I talked to a fem gay guy without cursing his existence and wishing a near apocolyptic demise for his mere sexuality. There were two gay guys, looked like a couple, that passed me as I was waiting for the bus. Omg, it was so good to see them. I stopped them asked if they knew of any gay clubs or organizations...sadly they told me bout a small ghetto gay bar. I'm not 21 though... But they were super friendly and I wasn't too bad. I felt like I came out of the closet or something, being able to talk to them. It was somewhat liberating and I felt like it was a step forward. Lol though my opening question to the fem was kinda lame. "Excuse me, are you gay?" No shit. Lol He was leaving flames in his wake. He was surprisingly normal. Though I was disappointed that flowers and rainbows, with a pot of gold hidden underneath, didn't sprout--I was all in all excited I didn't act homophobic. It's more of a reflex than a desire. I know it's not a real coming out or really comparable to some of yours but I did my best~
You'll find that as you become more comfortable with yourself, you notice the effeminity of guys a lot less- you begin to see them as people and not as flaming queens. I've learned to have a lot of respect for guys who just put it out there. It takes a lot of bravery to be who you are and not apologize for it. And there's a lesson in that for everyone.

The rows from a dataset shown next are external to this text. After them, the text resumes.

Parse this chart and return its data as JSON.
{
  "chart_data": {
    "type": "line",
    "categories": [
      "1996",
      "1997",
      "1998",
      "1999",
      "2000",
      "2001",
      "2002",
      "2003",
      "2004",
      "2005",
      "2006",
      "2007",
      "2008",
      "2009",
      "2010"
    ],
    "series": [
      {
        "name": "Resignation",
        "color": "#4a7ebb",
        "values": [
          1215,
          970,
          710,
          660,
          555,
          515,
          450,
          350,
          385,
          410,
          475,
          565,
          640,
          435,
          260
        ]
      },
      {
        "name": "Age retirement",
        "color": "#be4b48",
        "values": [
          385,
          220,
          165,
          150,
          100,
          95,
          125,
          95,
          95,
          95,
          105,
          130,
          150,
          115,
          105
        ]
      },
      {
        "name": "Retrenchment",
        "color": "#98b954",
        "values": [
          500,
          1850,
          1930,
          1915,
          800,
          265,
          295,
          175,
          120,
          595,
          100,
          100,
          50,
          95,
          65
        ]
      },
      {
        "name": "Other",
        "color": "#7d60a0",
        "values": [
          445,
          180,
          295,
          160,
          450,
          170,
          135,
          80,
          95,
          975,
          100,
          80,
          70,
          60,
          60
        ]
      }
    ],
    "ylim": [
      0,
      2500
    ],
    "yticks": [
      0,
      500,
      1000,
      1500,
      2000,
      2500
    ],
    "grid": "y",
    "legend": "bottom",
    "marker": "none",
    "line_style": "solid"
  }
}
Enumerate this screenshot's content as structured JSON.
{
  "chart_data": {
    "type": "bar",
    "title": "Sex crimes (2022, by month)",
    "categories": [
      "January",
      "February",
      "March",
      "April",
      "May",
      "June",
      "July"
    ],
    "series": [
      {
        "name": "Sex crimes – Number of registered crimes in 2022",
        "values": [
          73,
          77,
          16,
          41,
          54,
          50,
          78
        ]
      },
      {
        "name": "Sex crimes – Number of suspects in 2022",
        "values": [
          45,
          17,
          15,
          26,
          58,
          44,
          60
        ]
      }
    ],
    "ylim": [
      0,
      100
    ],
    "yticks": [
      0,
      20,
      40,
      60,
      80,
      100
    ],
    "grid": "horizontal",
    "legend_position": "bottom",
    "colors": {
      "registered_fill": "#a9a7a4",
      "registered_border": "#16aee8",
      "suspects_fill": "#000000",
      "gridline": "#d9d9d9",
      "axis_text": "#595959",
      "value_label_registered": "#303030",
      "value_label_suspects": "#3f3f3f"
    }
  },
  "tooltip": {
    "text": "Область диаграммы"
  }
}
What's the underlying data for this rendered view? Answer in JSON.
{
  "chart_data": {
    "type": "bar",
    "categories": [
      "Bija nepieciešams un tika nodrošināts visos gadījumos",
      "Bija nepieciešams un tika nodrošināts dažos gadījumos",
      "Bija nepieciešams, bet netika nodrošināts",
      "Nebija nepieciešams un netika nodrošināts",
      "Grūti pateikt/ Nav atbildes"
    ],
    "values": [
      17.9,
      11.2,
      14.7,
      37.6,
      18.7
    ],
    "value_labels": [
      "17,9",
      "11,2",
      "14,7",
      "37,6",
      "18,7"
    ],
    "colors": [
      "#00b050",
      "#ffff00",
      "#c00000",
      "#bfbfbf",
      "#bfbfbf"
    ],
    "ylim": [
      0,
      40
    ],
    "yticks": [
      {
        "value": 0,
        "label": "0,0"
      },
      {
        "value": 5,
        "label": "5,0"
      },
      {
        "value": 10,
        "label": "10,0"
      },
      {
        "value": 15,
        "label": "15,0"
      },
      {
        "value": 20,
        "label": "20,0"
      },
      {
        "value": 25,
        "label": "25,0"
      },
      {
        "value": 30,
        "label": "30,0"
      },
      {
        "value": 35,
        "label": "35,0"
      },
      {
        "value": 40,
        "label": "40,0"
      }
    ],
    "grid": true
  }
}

Hey Enigma, well done man! I've followed many of your threads, and appreciated some of the issues you have. What you have just achieved is great. You've clearly been spending a fair amount of time thinking about your 'issues', and this pro-active move you made deserves full credit; and no less praise than anyone else here has had. Don't forget too, that the first move is always the hardest; and you've now got that one 'out of the way'. It's a rap!!!!!!!!!!
:roflmao: It's good to choose someone that is "obviously" gay to ask that question of, I suppose. As KB said, you'll slowly get more and more comfortable with yourself and the whole concept of being gay, and people's 'gayness' won't be as much an issue for you. I always really enjoy the fact that when I'm out in a gay bar or club, the type of people there are extremely varied. 'Flamers' and cross dressers to big bulky 'shaved head' kind of guys. And then there's me - a balding, middle aged accountant and father of 2. :icon_bigg Yet we're all there in that club because of the one thing we have in common - we're all gay. And we find comfort (and can therefore relax and be ourselves) by all getting together in a place like that. It's really quite cool once you are comfortable with the whole idea. It takes all kinds, and none of us are 'better' than someone else. So - it IS a first step for you. And that's great.
I love all kinds of gay people. Those who are not so obvious,and those who are! I love drag shows and you know how "queenie" they are! Diversity Rocks!
Enigma, that's awesome. I too have noticed your threads as you have been trying to deal with and learn about some of your feelings about the larger gay community. I like your "I did my best", so all I can say to that is good job and best wishes moving forward.
Well, it really is a sort of coming out. They didn't know you were gay, and you told them. What could be closer? And now you did at least see they weren't horrible people. Just people who are as they are (I used to hate them too, you know. But that was more for having achieved self-acceptance, something I was convinced I could never have. But I was proved wrong too, in the end).